Former Democrat Alaska senator and one-time presidential contender Mike Gravel died Sunday at the age of 91 at his home in Seaside, California following a battle with multiple myeloma, according to the Washington Post.
Gravel served Alaska in the U.S. Senate for two terms, spanning the years of 1969 to 1981, and he was perhaps best known for reading the voluminous Pentagon Papers – the Department of Defense’s own account of the early years of the Vietnam War – into the Congressional Record back in 1971 during a filibuster in protest of the draft, as NPR noted.
During his recitation, Gravel dramatically declared, “Arms are being severed. Metal is clashing through human bodies because of the public policy this government and all its branches continue to support,” before dissolving into tears and announcing that he was “physically incapable of continuing any longer.”
Gravel’s tenure in the upper chamber came to an end when he lost his state’s 1980 Democratic primary to Clark Gruening, grandson of Sen. Ernest Gruening, the man to whom he dealt a primary defeat back in 1968.
After departing the Senate, Gravel entered presidential politics as a staunch opponent of the Iraq War, running in 2008 as a Democrat in the election eventually won by Barack Obama. He made memorable waves during party debates in that election cycle, pressing the then-Illinois senator about his feelings about the use of nuclear weapons. “Tell me, Barack, who do you want to nuke?” asked Gravel.
Upon being excluded from participation in later Democratic debates, Gravel announced that he would run as a Libertarian, declaring that his former party “no longer represents my vision for our great country,” adding, “It is a party that continues to sustain war, the military-industrial complex and imperialism – all of which I find anathema to my views.”
Gravel also launched a short-lived run for the 2020 Democratic nomination, mainly designed to “get his ideas before a larger audience,” and not to actually win the race, according to former aide Theodore Johnson. Upon failing to meet the qualification threshold for debate participation, Gravel endorsed Sen. Bernie Sanders (I-VT).

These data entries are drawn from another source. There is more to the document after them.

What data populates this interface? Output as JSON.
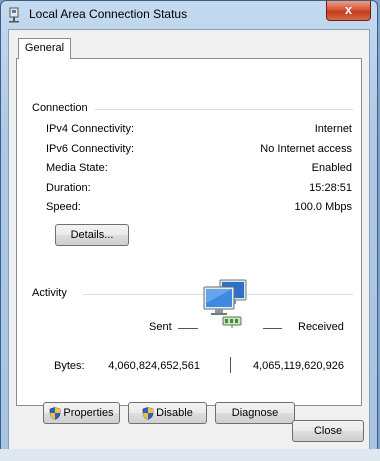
{
  "window": {
    "title": "Local Area Connection Status",
    "close_glyph": "x"
  },
  "tabs": [
    {
      "label": "General"
    }
  ],
  "connection": {
    "group_label": "Connection",
    "rows": [
      {
        "label": "IPv4 Connectivity:",
        "value": "Internet"
      },
      {
        "label": "IPv6 Connectivity:",
        "value": "No Internet access"
      },
      {
        "label": "Media State:",
        "value": "Enabled"
      },
      {
        "label": "Duration:",
        "value": "15:28:51"
      },
      {
        "label": "Speed:",
        "value": "100.0 Mbps"
      }
    ],
    "details_button": "Details..."
  },
  "activity": {
    "group_label": "Activity",
    "sent_label": "Sent",
    "received_label": "Received",
    "bytes_label": "Bytes:",
    "bytes_sent": "4,060,824,652,561",
    "bytes_received": "4,065,119,620,926"
  },
  "buttons": {
    "properties": "Properties",
    "disable": "Disable",
    "diagnose": "Diagnose",
    "close": "Close"
  },
  "icons": {
    "title_icon": "network-adapter-icon",
    "activity_icon": "network-computers-icon",
    "uac_icon": "uac-shield-icon"
  },
  "colors": {
    "title_gradient_top": "#c4daef",
    "close_button_red": "#c5391b",
    "panel_background": "#ffffff",
    "dialog_background": "#f0f0f0"
  }
}
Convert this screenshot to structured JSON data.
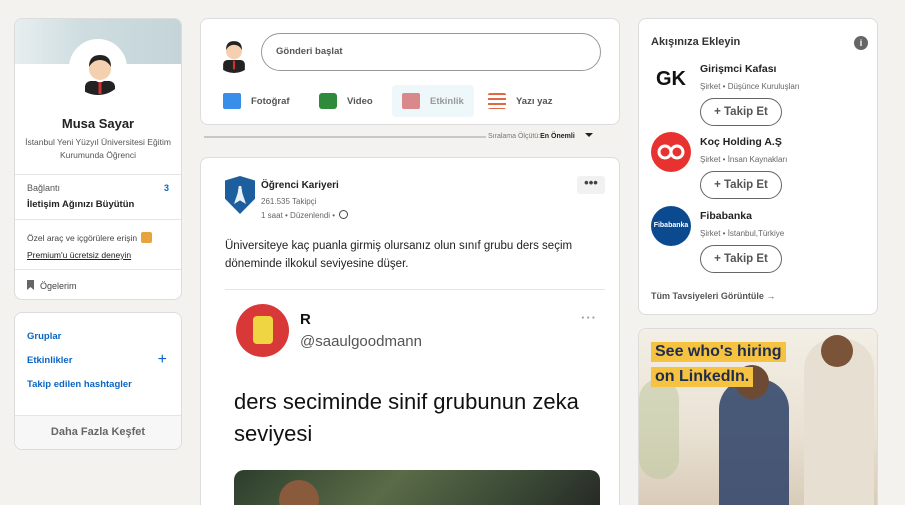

Born in Springfield, Massachusetts in 1930, Gravel served in the U.S. Army, spending time in Europe during the Korean War. After receiving an economics degree from Columbia University in 1956, he relocated to Alaska as a young man and served as a state representative for a period in the mid-1960s.
Gravel leaves behind to mourn his passing a wife, Whitney Gravel, two children from his first marriage, two sisters, four grandchildren, and one great-grandson.